Travel Tips

Millennial Around The World Travel: Our How And Why

Sarah – This is a hard question for me to answer because my internal question wasn’t “why”, but rather “when”. When I was young, I was drawn to travel opportunities. No experience was too small. We used to drive for 15+ hours in our Dodge Voyager, a seven-passenger, gray van, while growing up in the Midwest. In 8th grade, I had the chance to travel to Mexico to bring food and other resources to poor populations. It was a moment that made me realize how lucky I was. I was eager to study abroad in college.

My youngest brother died suddenly in. I learned to live each day as if it were my last. He was only 18 years old when he drove a van, went rock climbing, and enjoyed backpacking. He also learned to highline, pushing his limits, and even took up slacklining. He was a great friend and loved to laugh with people. He planned to take a year off to travel before he started college. It is said that “life is short”. I was aware of this fact, but I didn’t fully understand it until then. I have become more determined to explore new opportunities and not wait for the “right time”, because it might never come.

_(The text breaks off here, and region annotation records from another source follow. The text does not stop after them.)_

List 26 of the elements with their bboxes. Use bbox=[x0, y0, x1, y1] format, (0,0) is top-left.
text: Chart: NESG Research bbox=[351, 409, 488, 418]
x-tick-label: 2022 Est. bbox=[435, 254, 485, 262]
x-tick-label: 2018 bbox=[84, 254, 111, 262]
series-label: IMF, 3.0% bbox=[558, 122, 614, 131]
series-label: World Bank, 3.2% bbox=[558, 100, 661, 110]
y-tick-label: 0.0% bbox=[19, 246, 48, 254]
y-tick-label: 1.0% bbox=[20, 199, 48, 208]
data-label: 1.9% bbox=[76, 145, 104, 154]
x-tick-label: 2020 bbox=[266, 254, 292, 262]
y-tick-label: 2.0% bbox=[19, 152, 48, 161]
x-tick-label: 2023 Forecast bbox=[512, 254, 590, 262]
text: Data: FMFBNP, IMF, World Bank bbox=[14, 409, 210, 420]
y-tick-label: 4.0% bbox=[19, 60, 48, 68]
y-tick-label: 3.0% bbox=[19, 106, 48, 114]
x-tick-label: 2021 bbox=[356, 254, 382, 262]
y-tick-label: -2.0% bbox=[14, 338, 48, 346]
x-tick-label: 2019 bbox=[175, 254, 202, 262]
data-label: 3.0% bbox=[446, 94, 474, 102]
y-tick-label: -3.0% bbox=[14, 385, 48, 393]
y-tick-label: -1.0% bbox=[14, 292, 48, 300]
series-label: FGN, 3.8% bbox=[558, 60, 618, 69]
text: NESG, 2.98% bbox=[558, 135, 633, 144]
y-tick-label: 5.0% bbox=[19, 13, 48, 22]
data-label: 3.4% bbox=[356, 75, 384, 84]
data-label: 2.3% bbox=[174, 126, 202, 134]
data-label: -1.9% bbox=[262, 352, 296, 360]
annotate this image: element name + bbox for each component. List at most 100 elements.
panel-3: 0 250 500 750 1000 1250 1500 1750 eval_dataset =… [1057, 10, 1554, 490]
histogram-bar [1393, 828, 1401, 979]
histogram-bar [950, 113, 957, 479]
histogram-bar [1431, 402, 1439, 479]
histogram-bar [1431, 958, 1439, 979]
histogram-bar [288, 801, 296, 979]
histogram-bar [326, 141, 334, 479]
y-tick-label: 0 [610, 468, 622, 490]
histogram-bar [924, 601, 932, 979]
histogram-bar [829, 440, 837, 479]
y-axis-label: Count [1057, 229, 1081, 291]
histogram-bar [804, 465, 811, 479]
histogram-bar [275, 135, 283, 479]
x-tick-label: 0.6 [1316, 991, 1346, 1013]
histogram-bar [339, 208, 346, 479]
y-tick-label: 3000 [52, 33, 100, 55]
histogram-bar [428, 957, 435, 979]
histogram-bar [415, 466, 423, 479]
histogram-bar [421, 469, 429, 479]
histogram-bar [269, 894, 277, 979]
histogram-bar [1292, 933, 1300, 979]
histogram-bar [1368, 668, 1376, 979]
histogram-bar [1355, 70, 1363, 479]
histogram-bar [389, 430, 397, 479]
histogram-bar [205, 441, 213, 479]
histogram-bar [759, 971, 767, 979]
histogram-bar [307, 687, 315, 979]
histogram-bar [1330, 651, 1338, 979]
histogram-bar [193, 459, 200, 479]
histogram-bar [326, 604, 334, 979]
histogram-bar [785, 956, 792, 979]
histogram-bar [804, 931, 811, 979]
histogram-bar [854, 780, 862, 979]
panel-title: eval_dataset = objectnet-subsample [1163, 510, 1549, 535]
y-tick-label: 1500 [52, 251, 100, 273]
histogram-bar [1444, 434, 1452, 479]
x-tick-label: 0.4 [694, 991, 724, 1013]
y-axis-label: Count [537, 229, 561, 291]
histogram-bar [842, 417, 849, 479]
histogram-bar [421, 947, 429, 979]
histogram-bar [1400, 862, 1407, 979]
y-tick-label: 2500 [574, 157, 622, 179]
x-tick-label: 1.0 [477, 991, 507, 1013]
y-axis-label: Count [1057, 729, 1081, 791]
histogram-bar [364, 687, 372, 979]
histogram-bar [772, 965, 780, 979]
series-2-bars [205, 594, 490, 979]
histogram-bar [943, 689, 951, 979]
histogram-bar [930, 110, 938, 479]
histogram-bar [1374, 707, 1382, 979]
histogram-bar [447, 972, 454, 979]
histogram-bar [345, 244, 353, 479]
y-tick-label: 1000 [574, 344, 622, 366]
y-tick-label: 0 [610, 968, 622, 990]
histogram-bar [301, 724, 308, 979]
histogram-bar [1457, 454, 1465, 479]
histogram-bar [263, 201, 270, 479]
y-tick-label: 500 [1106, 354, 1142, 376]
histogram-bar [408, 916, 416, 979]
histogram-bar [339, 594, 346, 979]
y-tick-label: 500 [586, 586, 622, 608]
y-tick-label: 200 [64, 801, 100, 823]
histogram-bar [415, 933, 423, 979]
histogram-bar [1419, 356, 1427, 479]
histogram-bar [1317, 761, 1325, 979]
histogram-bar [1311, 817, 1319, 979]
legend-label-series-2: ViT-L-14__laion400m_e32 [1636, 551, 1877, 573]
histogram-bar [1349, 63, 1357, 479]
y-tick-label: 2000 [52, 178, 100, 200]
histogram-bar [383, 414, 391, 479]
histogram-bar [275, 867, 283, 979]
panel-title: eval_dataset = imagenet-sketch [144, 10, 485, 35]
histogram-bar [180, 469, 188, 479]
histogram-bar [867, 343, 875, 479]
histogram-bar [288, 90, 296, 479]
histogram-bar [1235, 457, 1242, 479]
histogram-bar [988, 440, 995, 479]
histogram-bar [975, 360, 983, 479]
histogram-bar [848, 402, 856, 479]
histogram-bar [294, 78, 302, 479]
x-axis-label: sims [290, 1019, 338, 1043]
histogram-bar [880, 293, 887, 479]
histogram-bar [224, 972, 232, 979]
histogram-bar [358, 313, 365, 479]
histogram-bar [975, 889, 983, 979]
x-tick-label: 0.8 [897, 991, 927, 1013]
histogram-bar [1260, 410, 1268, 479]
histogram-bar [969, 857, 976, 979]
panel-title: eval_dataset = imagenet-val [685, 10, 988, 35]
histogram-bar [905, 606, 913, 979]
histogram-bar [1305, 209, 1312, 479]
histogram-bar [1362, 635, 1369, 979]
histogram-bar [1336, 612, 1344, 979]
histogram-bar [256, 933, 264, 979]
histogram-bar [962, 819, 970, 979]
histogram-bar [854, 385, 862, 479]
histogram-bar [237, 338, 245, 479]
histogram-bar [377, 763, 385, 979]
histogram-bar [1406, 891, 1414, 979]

While it is not easy to travel for a long time, and it was time-consuming to plan and save for, I couldn’t think of a better way than to live the lessons my brother taught. We won’t be rushing through every city, only stopping at the main tourist attractions. By traveling over a longer time period, we can enjoy more of what each country has to offer. We will learn about the local markets, make friends with our neighbors, have a good time in cafés and walk everywhere. We hope to be able to see the world through the eyes of both locals and tourists and discover how people are alike and different. It’s much easier to believe the media if you don’t leave your country and build these relationships.

Mason – I doubt I would have planned a trip this large if I hadn’t met Sarah. I have always been content with adventures within my “backyard,” as it were. Living in different landscapes throughout the American West has provided me with many opportunities for such adventures. The more I traveled, the more I saw my backyard as a hall of mirrors. As I traveled through Montana, Wyoming, and western South Dakota, it became clear to me how homogeneous this group of adventurers is. Many of the faces I encountered on the trail looked a lot like mine, young, white, wealthy, English-speaking.

Sarah’s experiences of traveling and living abroad began to penetrate my mind over time. Her experiences in different European countries, with their diverse macro and microcultures and varied languages, opened my eyes to a world of challenges that I hadn’t seen before. Her stories made the world seem bigger, less charted and more full of wonder than I had imagined.

It took me some time to reevaluate the bizarre loyalty I felt to the American West. At a young age, I believed that there was so much to see, do, and learn in my own country that I shouldn’t be required to visit another. I will always treasure places such as the Black Hills in South Dakota and Wyoming, or the vast wildernesses in western Montana. They are my home. Sarah and I have shared these five years together, and I have come to realize that love for and respect for places is not a zero-sum proposition. My traveling abroad is not an act of disloyalty. World travel is a way to enhance and strengthen my appreciation of where I come from. The world is not small, but seeing it as a whole does not make one place smaller.